Comprendo, pero yo no como esos cuentos

No puedo decir todo lo que hace Rafael Correa está mal: gran parte del crecimiento del presupuesto estatal es para costear el incremento de médicos y profesores asignados a hospitales y escuelas públicas.  Y no me atrevería a decir que antes la política se manejaba bien; mucho menos negaría que los ecuatorianos queremos un cambio.

Por eso comprendo que todavía existe –y seguirá existiendo– una gran cantidad de compatriotas que tienen muchas esperanzas en Correa; que lo ven como el único capaz acabar con la serie de vicios que caracterizan a la política ecuatoriana.  Ven en el presidente a un verdadero patriota, comprometido con los más débiles y valiente frente a las mafias que saquearon el país.  Un presidente que si bien es vehemente y muchas veces no mide sus palabras y acciones, merece el absoluto respaldo de su pueblo y el poder total del Estado.  Porque no hay otro: él es el único que puede llevar adelante el cambio que necesita el país.

Pero yo no como esos cuentos.  Existe suficiente evidencia histórica para desconfiar del poder, y mucho más de aquellos que buscan aumentarlo permanentemente, como es el caso del señor Correa. 
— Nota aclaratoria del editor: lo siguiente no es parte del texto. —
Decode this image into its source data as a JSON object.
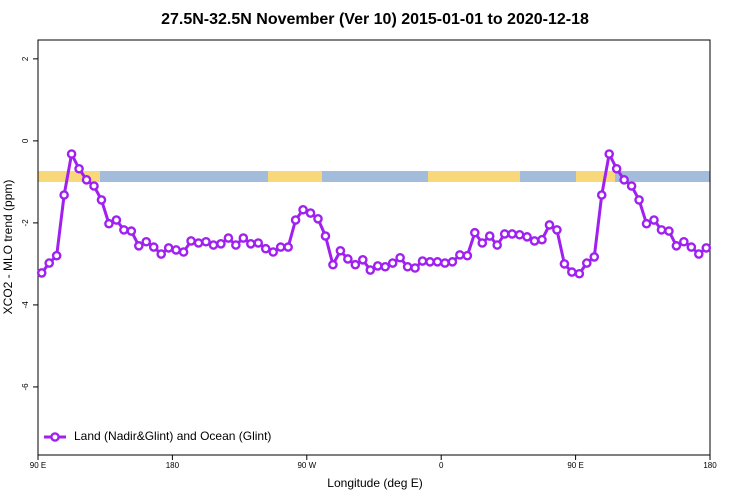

El actual Presidente de la República es, al fin y al cabo, un ser humano con virtudes y defectos, un mortal como cualquier otro.  A pesar de las buenas intenciones que pudiera tener, su investidura no lo convierte en un ser pleno de sabiduría y bondad.  Por el contrario, el creciente poder que ostenta lo hace –como a cualquier otra persona– más vulnerable a corromperse y ser presa de las bajas pasiones.

En vez de desconfiar del poder en sí y por sí, al presidente se lo ve intoxicado de éste.  Su reacción frente a un grupo de policías que lo abucheó muestra a un sujeto cegado por la soberbia: infatuado consigo mismo, no puede concebir que alguien lo critique o le haga un desplante.  En su visión distorsionada de la realidad, después del desprecio sólo existe la muerte.  Fácilmente se puede leer entre líneas: "si no me respetan, entonces vengan a matarme".  (Si alguien dice que fue cosa del momento, lo reto a que demuestre que el señor Presidente reconoce oportunamente que se equivocó en su reacción.)

Creer ciegamente en Rafael Correa, o en cualquier persona, es desconfiar de uno mismo.  Esperar que los problemas de pobreza e injusticia se resuelvan por medio de la gestión de un "iluminado" o grupo de "iluminados" es ilusorio.  (La respuesta está en un marco de respeto, libertad y responsabilidad que permita a cada persona desarrollarse y vivir de acuerdo a su esfuerzo y aspiraciones.)

Por el camino que va, este presidente dejará al país peor de lo que lo recibió.  Había una débil institucionalidad, mas ahora casi no existe porque está subyugada a la voluntad del primer mandatario.  La poca libertad económica solo permitía avances tímidos contra la pobreza, pero ahora incluso esa poca libertad la han coartado por varios frentes, dejándonos un Estado que gasta más, con ciudadanos obligados a gastar menos.  Las cortes no funcionaban como debían por falta de transparencia y presupuesto; ahora hay más presupuesto, pero menos seguridad jurídica.  La producción petrolera crecía poco, ahora decrece.  Teníamos importantes egresos por pago de una deuda de largo plazo, calificada de "ilegítima"; ahora tenemos que endeudarnos caro y a corto plazo, porque no hay con qué terminar de tapar un déficit de 4000 millones de dólares.  La lista sigue, pero está bastante claro el panorama para los que lo quieran ver e investigar.

 

 

 

Puedo sentir antipatía hacia Rafael Correa, o no.  Puedo creer que conduce la economía responsablemente, o sospechar que terminará con la dolarización y le echará la culpa a otros.  Puedo mofarme de sus discursos, o sentirme inspirado por ellos.  Puedo creer que fue secuestrado y no había otra alternativa que un rescate sangriento, o puedo pensar que no había razón alguna para ordenar una incursión armada en un hospital.  Puedo pensar que sus palabras frente a sus simpatizantes la noche del 30 de septiembre fueron sinceras, o no creerle ni lo que se persina.

En todo caso, me reservo el derecho de no comer cuentos si puedo evitarlo.